J’habite à quelques centaines de mètres du pont Champlain. Par conséquent, j’habite aussi à quelques centaines de mètres du chantier du nouveau pont Champlain, qui devrait être inauguré en 2018 si tout se passe comme prévu – soit plus de 30 ans après le début des travaux de réfection majeurs qui devaient sauver le vieux et dans lesquels j’étais coincé à peu près à tous les soirs en rentrant du cégep.

L’actuel pont Champlain (ou ce qu’il en reste) est un bon exemple d’un modèle d’affaires qu’il aurait été préférable d’abandonner plus tôt. En voici deux autres qui ne me semblent pas avoir beaucoup plus d’avenir : la publicité comme soutien quasi exclusif à la production de contenu en ligne, et l’obsolescence programmée des gadgets qui incite le consommateur à renouveler son équipement à tous les 12 à 24 mois.

Un autre clou dans le cercueil de la pub?

Je vous ai déjà parlé de ce que je pense de la publicité en ligne en tant que modèle commercial et des mesures qu’il aurait fallu prendre pour mettre un terme à la course aux armements entre publicitaires et bloqueurs de pub. 

Je n’étais pas très optimiste à l’époque, et je le suis encore moins maintenant. 

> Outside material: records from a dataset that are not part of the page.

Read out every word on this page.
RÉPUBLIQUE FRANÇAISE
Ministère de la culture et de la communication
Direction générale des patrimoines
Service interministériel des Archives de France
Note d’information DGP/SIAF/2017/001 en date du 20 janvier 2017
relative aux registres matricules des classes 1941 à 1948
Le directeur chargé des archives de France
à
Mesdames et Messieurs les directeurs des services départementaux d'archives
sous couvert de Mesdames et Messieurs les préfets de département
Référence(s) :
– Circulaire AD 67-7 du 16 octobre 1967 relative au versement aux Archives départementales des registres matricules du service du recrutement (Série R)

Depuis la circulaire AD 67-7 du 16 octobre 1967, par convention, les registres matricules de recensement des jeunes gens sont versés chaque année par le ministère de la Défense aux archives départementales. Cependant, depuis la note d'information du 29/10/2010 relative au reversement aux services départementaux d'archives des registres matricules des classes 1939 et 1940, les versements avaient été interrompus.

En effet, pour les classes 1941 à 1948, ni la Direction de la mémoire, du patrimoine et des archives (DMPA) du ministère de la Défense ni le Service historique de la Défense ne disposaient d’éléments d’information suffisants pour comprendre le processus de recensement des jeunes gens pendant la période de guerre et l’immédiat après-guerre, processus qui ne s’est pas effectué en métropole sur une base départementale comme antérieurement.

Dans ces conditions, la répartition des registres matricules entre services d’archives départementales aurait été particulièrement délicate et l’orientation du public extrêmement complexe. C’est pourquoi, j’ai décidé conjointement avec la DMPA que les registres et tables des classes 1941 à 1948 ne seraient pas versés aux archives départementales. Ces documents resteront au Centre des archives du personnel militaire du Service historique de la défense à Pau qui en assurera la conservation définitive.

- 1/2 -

Plus de 420 millions d’utilisateurs ont maintenant installé des logiciels de blocage – ou des navigateurs web qui bloquent la pub systématiquement, sans intermédiaire – sur leurs téléphones.

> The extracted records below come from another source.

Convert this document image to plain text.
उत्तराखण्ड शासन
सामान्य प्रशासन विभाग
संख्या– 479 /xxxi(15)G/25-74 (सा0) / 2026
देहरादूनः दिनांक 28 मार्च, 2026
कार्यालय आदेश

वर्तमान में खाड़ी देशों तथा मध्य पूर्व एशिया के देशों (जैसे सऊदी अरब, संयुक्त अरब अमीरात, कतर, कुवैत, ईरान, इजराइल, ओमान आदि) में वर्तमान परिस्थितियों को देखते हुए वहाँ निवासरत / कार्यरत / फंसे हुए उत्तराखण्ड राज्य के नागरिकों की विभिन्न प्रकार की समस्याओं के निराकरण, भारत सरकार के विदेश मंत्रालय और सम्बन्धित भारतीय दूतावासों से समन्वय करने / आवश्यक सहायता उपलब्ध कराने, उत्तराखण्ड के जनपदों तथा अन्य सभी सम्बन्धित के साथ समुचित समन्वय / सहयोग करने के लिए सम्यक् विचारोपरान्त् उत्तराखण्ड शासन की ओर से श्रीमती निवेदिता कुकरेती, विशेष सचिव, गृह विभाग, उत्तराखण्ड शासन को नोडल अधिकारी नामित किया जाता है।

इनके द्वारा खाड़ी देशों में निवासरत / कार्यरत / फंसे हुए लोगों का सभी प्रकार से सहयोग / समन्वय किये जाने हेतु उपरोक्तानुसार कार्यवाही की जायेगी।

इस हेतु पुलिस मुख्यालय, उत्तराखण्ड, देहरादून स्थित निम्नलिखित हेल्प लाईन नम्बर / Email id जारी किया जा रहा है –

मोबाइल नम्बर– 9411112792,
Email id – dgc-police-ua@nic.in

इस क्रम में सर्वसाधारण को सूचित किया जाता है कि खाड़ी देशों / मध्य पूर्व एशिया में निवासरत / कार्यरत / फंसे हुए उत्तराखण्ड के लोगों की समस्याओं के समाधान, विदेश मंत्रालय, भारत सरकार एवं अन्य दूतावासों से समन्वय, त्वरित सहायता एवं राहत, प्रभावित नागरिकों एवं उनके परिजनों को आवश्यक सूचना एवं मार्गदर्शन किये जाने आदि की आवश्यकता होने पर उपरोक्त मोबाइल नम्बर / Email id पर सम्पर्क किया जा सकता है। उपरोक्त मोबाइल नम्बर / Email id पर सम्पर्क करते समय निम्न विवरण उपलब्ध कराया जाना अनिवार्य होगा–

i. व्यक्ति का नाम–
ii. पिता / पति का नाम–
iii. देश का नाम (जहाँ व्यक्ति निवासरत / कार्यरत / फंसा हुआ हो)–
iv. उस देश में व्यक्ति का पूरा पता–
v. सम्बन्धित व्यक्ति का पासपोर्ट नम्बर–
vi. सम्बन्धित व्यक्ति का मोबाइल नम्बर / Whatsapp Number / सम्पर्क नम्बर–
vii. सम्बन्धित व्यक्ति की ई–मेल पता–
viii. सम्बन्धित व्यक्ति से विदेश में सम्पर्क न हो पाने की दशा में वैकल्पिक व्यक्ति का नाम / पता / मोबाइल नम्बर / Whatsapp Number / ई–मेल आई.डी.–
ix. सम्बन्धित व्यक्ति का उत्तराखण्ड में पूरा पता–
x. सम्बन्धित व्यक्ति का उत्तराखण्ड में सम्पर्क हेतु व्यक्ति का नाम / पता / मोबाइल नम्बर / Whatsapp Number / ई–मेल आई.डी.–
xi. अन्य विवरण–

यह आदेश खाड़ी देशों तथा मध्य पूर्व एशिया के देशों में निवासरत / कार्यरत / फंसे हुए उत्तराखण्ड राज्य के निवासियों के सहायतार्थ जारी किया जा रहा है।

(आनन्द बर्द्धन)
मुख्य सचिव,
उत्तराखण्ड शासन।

D’abord parce que les internautes semblent vraiment excédés. Plus de 420 millions d’utilisateurs ont maintenant installé des logiciels de blocage – ou des navigateurs web qui bloquent la pub systématiquement, sans intermédiaire – sur leurs téléphones, ce qui représente une hausse de 90% par rapport à la même date l’an passé. Le phénomène est particulièrement répandu en Chine, en Inde, en Indonésie et au Pakistan; en Amérique du Nord et en Europe, il demeure marginal, ce qui est particulièrement curieux au Canada où les forfaits de données faméliques sont légion et où dépenser une partie significative de son quota mensuel pour télécharger de la pub doit en faire rager plus d’un. Quoi qu’il en soit, s’il faut se fier à l’évolution du marché du logiciel de blocage pour ordinateurs personnels, la situation dans nos régions pourrait basculer assez rapidement.

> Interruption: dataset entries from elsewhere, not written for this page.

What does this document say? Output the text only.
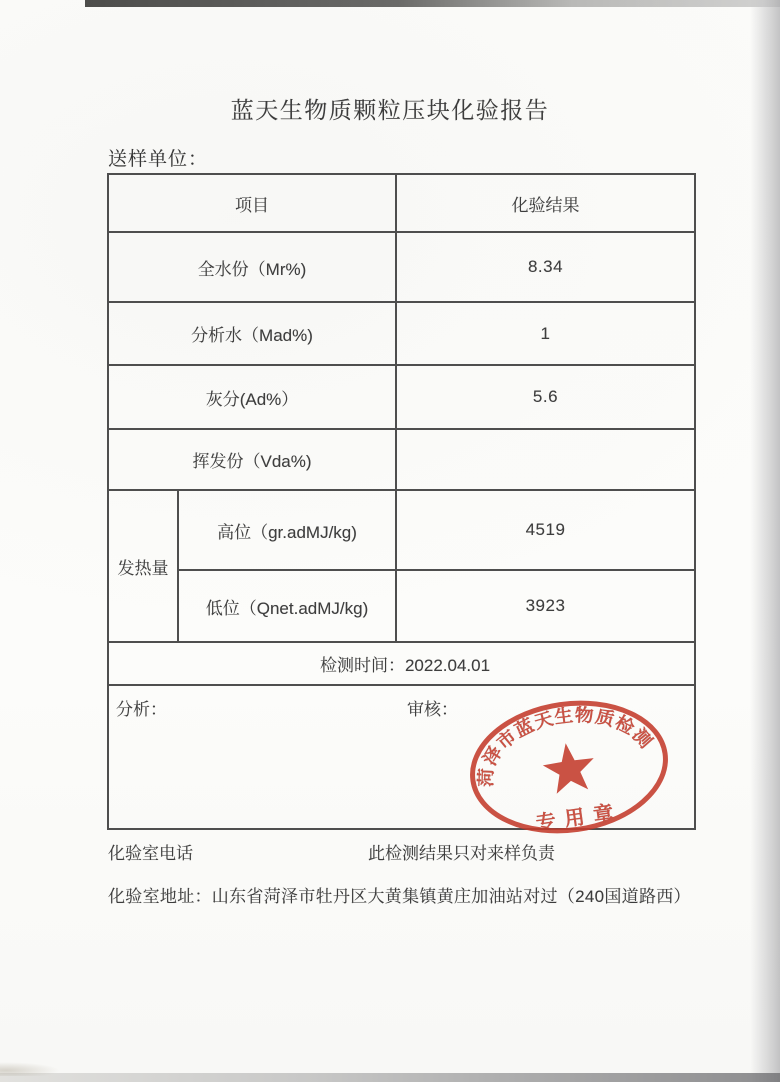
蓝天生物质颗粒压块化验报告
送样单位：
项目		化验结果
全水份（Mr%)		8.34
分析水（Mad%)		1
灰分(Ad%）		5.6
挥发份（Vda%)		
发热量	高位（gr.adMJ/kg)	4519
	低位（Qnet.adMJ/kg)	3923
检测时间：2022.04.01		

分析： 审核：
菏泽市蓝天生物质检测
专用章		
化验室电话	此检测结果只对来样负责
化验室地址：山东省菏泽市牡丹区大黄集镇黄庄加油站对过（240国道路西）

Deuxièmement, parce que les solutions que les publicitaires et les manufacturiers semblent avoir choisies pour régler le problème ne brillent pas exactement par leur originalité. Selon le Wall Street Journal, Samsung aurait l’intention d’utiliser une mise à jour du micrologiciel de ses téléviseurs intelligents pour se transformer en régie publicitaire et insérer des messages commerciaux dans la barre de menu de son système d’exploitation; un programme pilote aux États-Unis aurait convaincu la compagnie de la viabilité du projet à l’échelle internationale. 

L’ironie, c’est que Samsung aurait pris cette décision parce que ses téléviseurs intelligents ne se vendent pas assez. Pas sûr que ce soit la bonne manière de provoquer une ruée vers les magasins.

La satisfaction des consommateurs est l’ennemie des manufacturiers

Les téléviseurs ne sont pas la seule catégorie d’équipement électronique dont les ventes battent de l’aile, malgré tous les efforts que les manufacturiers ont consentis pour nous convaincre que la 3D et la 4K étaient nécessaires tout-de-suite-maintenant-ça-presse. 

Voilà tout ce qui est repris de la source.